I maintain a set of charts that keep track of REST APIs which create and delete resources (documents). In this particular case, tracking the maximum number of "open" documents, where a PUT creates the resource, and DELETE removes the resource. The search i attempted was:
uri_path=*docs* (method=PUT OR method=DELETE) |
eval s=case(method=="PUT",1,method=="DELETE",-1) |
transaction documentid maxspan=24h
startswith="method==PUT" endswith="method=DELETE" connected=t unifyends=t keepevicted=true |
streamstats sum(s) as c by clientid |
eventstats max(c) as mcc by clientid |
stats max(mcc) as MaxOpenDocs by clientid
however, MaxOpenDocs is always 0 (which is clearly wrong). My initial thought was to use accum, but it lacks a by clause. Any recommendations? Clearly I am missing something.
Try this:
base search | transaction documentid ... | concurrency duration=duration
That'll use the duration field produced by the transaction command along with the start time stamp and compute a concurrency field. I think that field is what you're looking for.
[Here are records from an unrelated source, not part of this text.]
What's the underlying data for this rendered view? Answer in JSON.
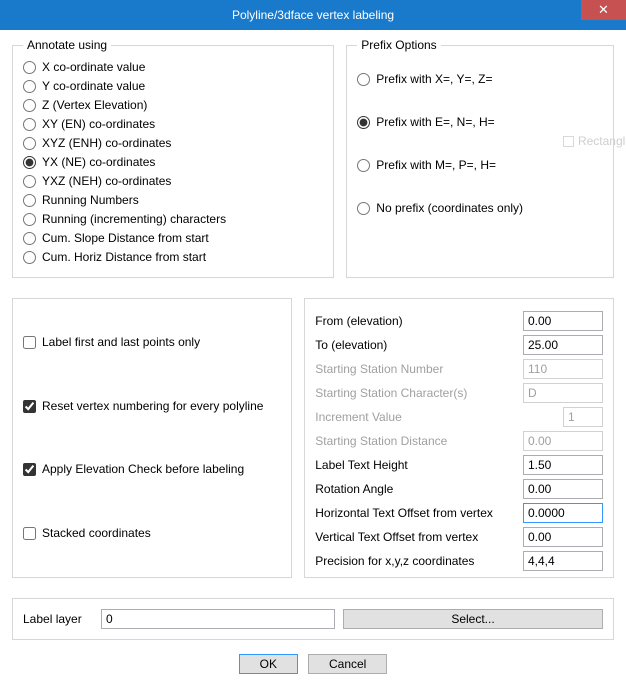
{
  "window": {
    "title": "Polyline/3dface vertex labeling"
  },
  "annotate": {
    "legend": "Annotate using",
    "options": [
      "X co-ordinate value",
      "Y co-ordinate value",
      "Z (Vertex Elevation)",
      "XY (EN) co-ordinates",
      "XYZ (ENH) co-ordinates",
      "YX (NE) co-ordinates",
      "YXZ (NEH) co-ordinates",
      "Running Numbers",
      "Running (incrementing) characters",
      "Cum. Slope Distance from start",
      "Cum. Horiz Distance from start"
    ],
    "selected": 5
  },
  "prefix": {
    "legend": "Prefix Options",
    "options": [
      "Prefix with X=, Y=, Z=",
      "Prefix with E=, N=, H=",
      "Prefix with M=, P=, H=",
      "No prefix (coordinates only)"
    ],
    "selected": 1
  },
  "checks": {
    "label_first_last": {
      "label": "Label first and last points only",
      "checked": false
    },
    "reset_numbering": {
      "label": "Reset vertex numbering for every polyline",
      "checked": true
    },
    "elev_check": {
      "label": "Apply Elevation Check before labeling",
      "checked": true
    },
    "stacked": {
      "label": "Stacked coordinates",
      "checked": false
    }
  },
  "fields": {
    "from_elev": {
      "label": "From (elevation)",
      "value": "0.00",
      "enabled": true
    },
    "to_elev": {
      "label": "To (elevation)",
      "value": "25.00",
      "enabled": true
    },
    "start_num": {
      "label": "Starting Station Number",
      "value": "110",
      "enabled": false
    },
    "start_char": {
      "label": "Starting Station Character(s)",
      "value": "D",
      "enabled": false
    },
    "incr_val": {
      "label": "Increment Value",
      "value": "1",
      "enabled": false,
      "small": true
    },
    "start_dist": {
      "label": "Starting Station Distance",
      "value": "0.00",
      "enabled": false
    },
    "text_height": {
      "label": "Label Text Height",
      "value": "1.50",
      "enabled": true
    },
    "rot_angle": {
      "label": "Rotation Angle",
      "value": "0.00",
      "enabled": true
    },
    "h_offset": {
      "label": "Horizontal Text Offset from vertex",
      "value": "0.0000",
      "enabled": true,
      "focused": true
    },
    "v_offset": {
      "label": "Vertical Text Offset from vertex",
      "value": "0.00",
      "enabled": true
    },
    "precision": {
      "label": "Precision for x,y,z coordinates",
      "value": "4,4,4",
      "enabled": true
    }
  },
  "layer": {
    "label": "Label layer",
    "value": "0",
    "select_btn": "Select..."
  },
  "buttons": {
    "ok": "OK",
    "cancel": "Cancel"
  },
  "ghost": "Rectangle"
}
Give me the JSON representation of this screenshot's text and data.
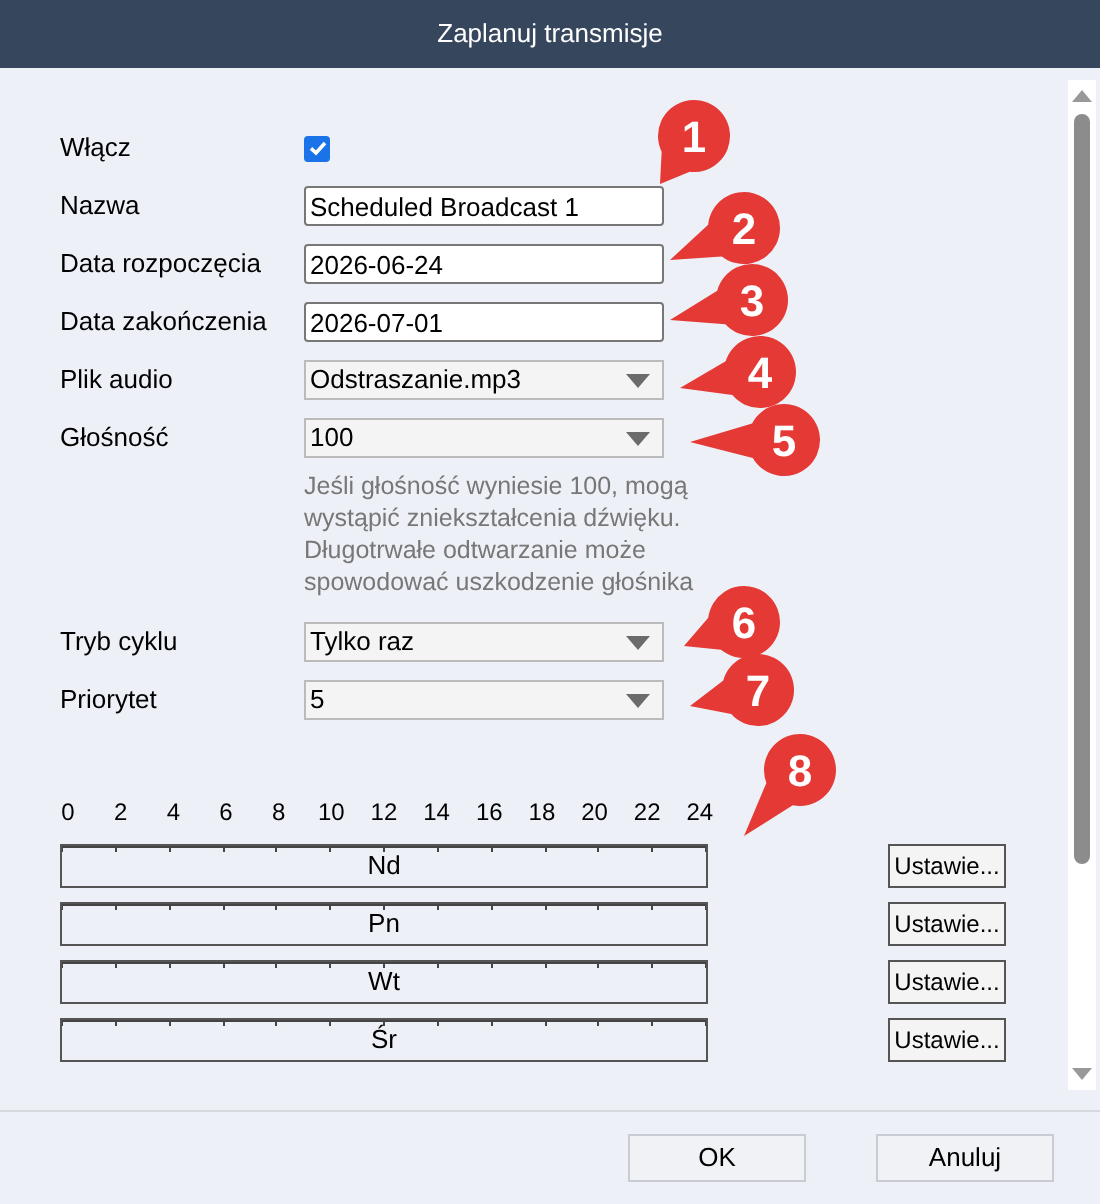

http://docs.splunk.com/Documentation/Splunk/6.1.3/SearchReference/concurrency
I see. Well, in your original query you're always getting a zero because the transaction
command bunches each +1 event together with a -1 event, cancelling each other out. Your approach basically calculates the transaction manually, so you should leave out the transaction
command:
base search | eval +1, -1 | streamstats | stats
I left out the eventstats
because calculating max(max(c))
doesn't make it any "maximumer".
Thanks, but the concurrency command calculates the number of simultaneous event start times. According to the documentation:
"Concurrency is the number of events that occurred simultaneously at the start time of the event, not the number of events that occurred during any overlap."
.. and i need that "overlap" count. e.g. the maximum number of overlapping transactions by clientid.